Light ne répondit pas. Après une longue hésitation, il passa ses doigts dans les cheveux de L, qui étaient plus doux et moins sales qu’ils ne le laissaient supposer. Il avait souvent enroulé autour de son doigt la mèche d’une fille avec qui il était en rendez-vous, dans un geste calculé à la seconde près pour la faire rougir et lui laisser entendre qu’elle attirait sans jamais lui donner plus que des miettes. Dans ces moments-là, c’était le jeu de la séduction qui l’intéressait. Il était l’araignée attirant une mouche au fond de sa toile. Mais dès qu’elle y était engluée, il ne prenait même pas la peine de la dévorer. Il l’abandonnait là, lassé de cette proie bien trop facilement attrapée et passait à la suivante, dans l’espoir qu’elle lui résiste un peu plus. Mais elles ne se montraient jamais farouches bien longtemps et bientôt, il s’était bien plus délecté de l’animosité des autres garçons qui enviaient son tableau de chasse que du plaisir de cette traque gagnée d’avance.
Mais cette fois-ci, il n’était pas question de cela.
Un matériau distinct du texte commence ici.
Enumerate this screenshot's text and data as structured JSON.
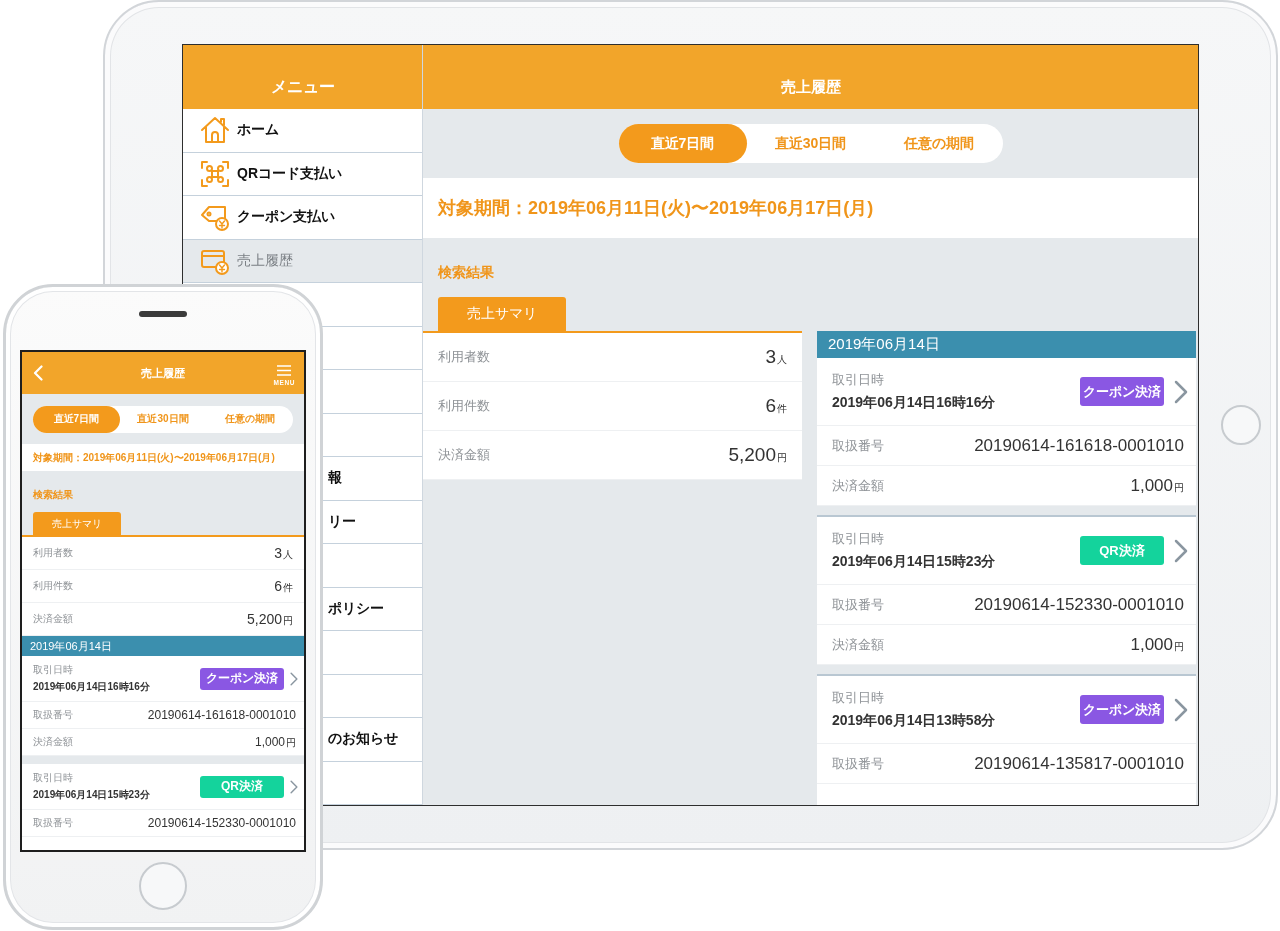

Il n’avait aucune raison de jouer avec L au petit jeu auquel il s’adonnait avec ses conquêtes de lycée. Il avait déjà gagné, il n’avait plus qu’à retranscrire son nom sur le Death Note pour qu’enfin leur affrontement cesse et qu’il en ressorte victorieux, n’était-ce que pour les quelques heures qui lui restaient à vivre.
— Pour tout te dire, poursuivit L d’une voix morne, je n’ai aucune idée de la façon dont je dois réagir. Je suis maintenant sûr à cent pour cent que tu es bien Kira, comme je le pensais, et bientôt, tu seras hors d’état de nuire. Je devrais être aux anges. Mais l’idée de te perdre m’est insupportable et j’en arrive à me dire que j’ai sans doute ignoré des éléments à charge dans le simple espoir de te garder auprès de moi plus longtemps. J’ai échoué en tant que détective.
Il se tut et entreprit de triturer entre son pouce et son index un fil brun qui dépassait de la couture du pantalon de Light.
— Je suis comme tout le monde, j’ai un instinct de survie. Mais si tu choisis de me tuer, sache simplement que je ne t’en empêcherai pas.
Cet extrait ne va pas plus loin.